しかし、ニーさんはその少女に問いかけた。
「お前は何者だ?」
「わたしはペート!ペトーって感じで可愛と思いませんか?」
『そ、そうだね』
六人が微妙な反応をしたのに対してペートは怒った様に頬を膨らませると、背中から金属製の太い尻尾を取り出した。
「微妙にリアクションが古いんや……うぇっ?」
そんな事を言うニーさんにペートは尻尾の先の尖った部分をプスリと刺した。
「アウチ!いってーなー!」
そして、暫く謎の間があった後、
「……あれー?おかしーなー……」
と、ブツブツ言い始めたペートをニーさんは仕方が無さそうに溜息をつくと、ドゥーに向き直った。

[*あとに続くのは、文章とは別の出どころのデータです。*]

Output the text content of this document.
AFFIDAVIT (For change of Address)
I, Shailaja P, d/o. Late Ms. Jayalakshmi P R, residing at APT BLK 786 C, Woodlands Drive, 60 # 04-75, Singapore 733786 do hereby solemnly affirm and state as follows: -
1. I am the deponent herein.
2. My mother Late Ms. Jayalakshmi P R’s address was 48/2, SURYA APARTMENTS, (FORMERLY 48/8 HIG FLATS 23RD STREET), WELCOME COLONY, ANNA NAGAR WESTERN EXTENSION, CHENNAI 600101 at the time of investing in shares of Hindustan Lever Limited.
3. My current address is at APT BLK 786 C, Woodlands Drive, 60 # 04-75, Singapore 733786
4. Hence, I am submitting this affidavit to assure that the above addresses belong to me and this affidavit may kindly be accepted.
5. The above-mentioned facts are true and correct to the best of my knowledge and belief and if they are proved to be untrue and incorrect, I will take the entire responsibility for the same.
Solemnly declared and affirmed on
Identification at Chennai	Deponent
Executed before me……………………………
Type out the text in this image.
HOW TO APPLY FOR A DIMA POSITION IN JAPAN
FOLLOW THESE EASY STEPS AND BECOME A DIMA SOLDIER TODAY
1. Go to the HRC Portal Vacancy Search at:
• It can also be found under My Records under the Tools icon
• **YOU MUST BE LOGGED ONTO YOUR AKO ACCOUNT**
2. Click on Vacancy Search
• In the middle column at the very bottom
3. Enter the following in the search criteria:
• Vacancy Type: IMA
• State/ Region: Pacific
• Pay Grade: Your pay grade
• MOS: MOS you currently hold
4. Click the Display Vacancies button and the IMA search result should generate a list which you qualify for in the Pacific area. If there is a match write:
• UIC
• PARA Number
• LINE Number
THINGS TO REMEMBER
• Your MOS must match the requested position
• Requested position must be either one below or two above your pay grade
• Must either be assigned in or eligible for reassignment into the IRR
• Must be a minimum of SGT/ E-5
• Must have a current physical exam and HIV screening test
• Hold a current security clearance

「んで?どうやって行くつもりや?穴掘るつもりか?やとしたら掘り終わる頃にはもう詰みやぞ」
「流石に私もそこまで頭のが悪い事はしないさ……ここは、私がいたあの格納庫同様に特殊兵器が積まれている筈なんだ、そして、ここはもう廃棄済みで自由にアクセス出来たから良かったけど……」
何だか歯切れの悪い事を言い出したドゥーにハーミュラは首を傾げた。
「じゃあその通路前まで穴を掘る機械があるって事かな?」
「そうその通り」
凛とした表情で即答したドゥーは真っ直ぐにハーミュラを見つめた。
すこしドキッとしたハーミュラは顔を赤くしていると、アイニーに思い切り足を踏まれ、腕をつねられた。
「いっっ!?」
ハーミュラは目線で何をするんだと訴えたが、アイニーはそっぽを向くだけだった。
「えぇ……?」
困惑するハーミュラだったが、そんな彼を哀れな目で見る大人三人がやれやれと言った様に首を振った。
「それじゃあ、今回は一両だけで大丈夫だから、『バ……バロー砲』……ねぇやっぱり名前変えない?……まぁ、それは置いて行くよ?」
急に騒ぎ出したニーさんだったが、それを無視してドゥーは続けた。
「それじゃあ、私が指示を出すから皆んな手伝ってくれるかい?」
五人は揃って頷くとそれぞれ立ち上がった。
「はいはい、ニードも文句なら幾らでも聞いてあげるから、手伝ってね」
騒ぎ立てるニーさんの背中を押してドゥーはその場から去るのだった。
「……そうっすよね、流石にもう毒は効かなくなってるっすよね、よし!皆んな!わたしが任された装置で……アレ?」
その場には一人ポツンとペートのみが残されるのであった。